Снег летел в лицо журналисту, проскакивая за шиворот и тая под теплой одеждой. Одна варежка слетела и исчезла из вида. Филипп пытался изо всех сил стабилизироваться, но, не ощущая твердой поверхности под ногами, сделать это было практически невозможно. Он уперся ногами в сугробы, пытаясь затормозить, но продолжал продвигаться вперед. Что-то действительно его тащило.

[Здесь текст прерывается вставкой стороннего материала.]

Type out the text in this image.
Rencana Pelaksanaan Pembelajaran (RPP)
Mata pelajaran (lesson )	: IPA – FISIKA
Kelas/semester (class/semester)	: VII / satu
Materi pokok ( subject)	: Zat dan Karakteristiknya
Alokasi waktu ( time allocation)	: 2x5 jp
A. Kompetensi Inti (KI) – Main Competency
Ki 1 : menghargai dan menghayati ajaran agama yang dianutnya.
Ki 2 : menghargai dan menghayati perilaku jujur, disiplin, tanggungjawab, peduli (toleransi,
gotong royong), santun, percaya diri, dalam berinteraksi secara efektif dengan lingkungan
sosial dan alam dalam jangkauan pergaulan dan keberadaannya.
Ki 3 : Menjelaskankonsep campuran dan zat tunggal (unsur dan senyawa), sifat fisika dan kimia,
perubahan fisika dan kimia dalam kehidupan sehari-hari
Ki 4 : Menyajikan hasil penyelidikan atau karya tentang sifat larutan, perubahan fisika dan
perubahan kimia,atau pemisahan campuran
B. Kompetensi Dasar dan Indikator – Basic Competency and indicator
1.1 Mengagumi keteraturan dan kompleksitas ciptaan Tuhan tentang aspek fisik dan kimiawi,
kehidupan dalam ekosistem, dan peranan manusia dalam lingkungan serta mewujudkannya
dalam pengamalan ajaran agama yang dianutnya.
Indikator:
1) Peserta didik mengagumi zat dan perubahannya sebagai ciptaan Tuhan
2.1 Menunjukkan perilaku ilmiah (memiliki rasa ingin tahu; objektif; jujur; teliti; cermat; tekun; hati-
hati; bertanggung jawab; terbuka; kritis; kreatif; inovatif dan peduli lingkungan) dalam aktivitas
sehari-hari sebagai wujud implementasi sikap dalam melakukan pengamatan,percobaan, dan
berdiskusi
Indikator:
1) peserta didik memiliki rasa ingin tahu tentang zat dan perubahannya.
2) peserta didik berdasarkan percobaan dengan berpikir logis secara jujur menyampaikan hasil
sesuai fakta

– Вари! – крикнул он, но никто не отозвался. Видимо, монах сильно отстал, так как бежать по таким сугробам было абсолютно невозможно. Филипп обернулся, пытаясь разглядеть его, и тут веревка дернулась и резко опрокинула Филиппа вниз. Секунда, и журналист скользнул в ледяную расщелину, ниже и ниже, в глубину скалы.
20
Звуки капель, бьющихся о холодный камень, резко раздались в голове Филиппа. Он открыл глаза. Тонкие лучи света, пробивающиеся сверху сквозь снег, освещали узкую расщелину, покрытую льдом и извивающуюся лабиринтом в обе стороны от журналиста. Филипп шевельнулся. Спиной он лежал на небольшом выступе, а ноги свешивались вниз. Именно то, что он попал на выступ, буквально спасло его, так как задержало и не дало провалиться вглубь ледника. Журналист осторожно подтянул ноги и полностью взгромоздился на выступе, который был маловат для него, но выбора не было – вокруг более не наблюдалось ни единой точки опоры. Снег большими комьями падал сверху, а ветер, завывая, гулял по обмерзшей расщелине.
Филипп со всей силой прижался спиной к леднику и попытался ухватиться за него руками. Сердце бешено колотилось. Вокруг был лед и пустота. Он осторожно схватил веревку, висевшую на его поясе, и затянувшую журналиста в эту ледяную ловушку. Потянул несколько метров на себя, пока в его руке не оказался оборванный конец. Очевидно, она оборвалась при падении. Журналист посмотрел вниз, куда безмолвно падали крупные снежинки. Мрак – единственное, что можно было разглядеть в глубине. Филиппа передернуло. Проводник, видимо, провалился в эту расщелину и затянул его за собой, но при падении веревка оборвалась, и проводник канул на дне расщелины.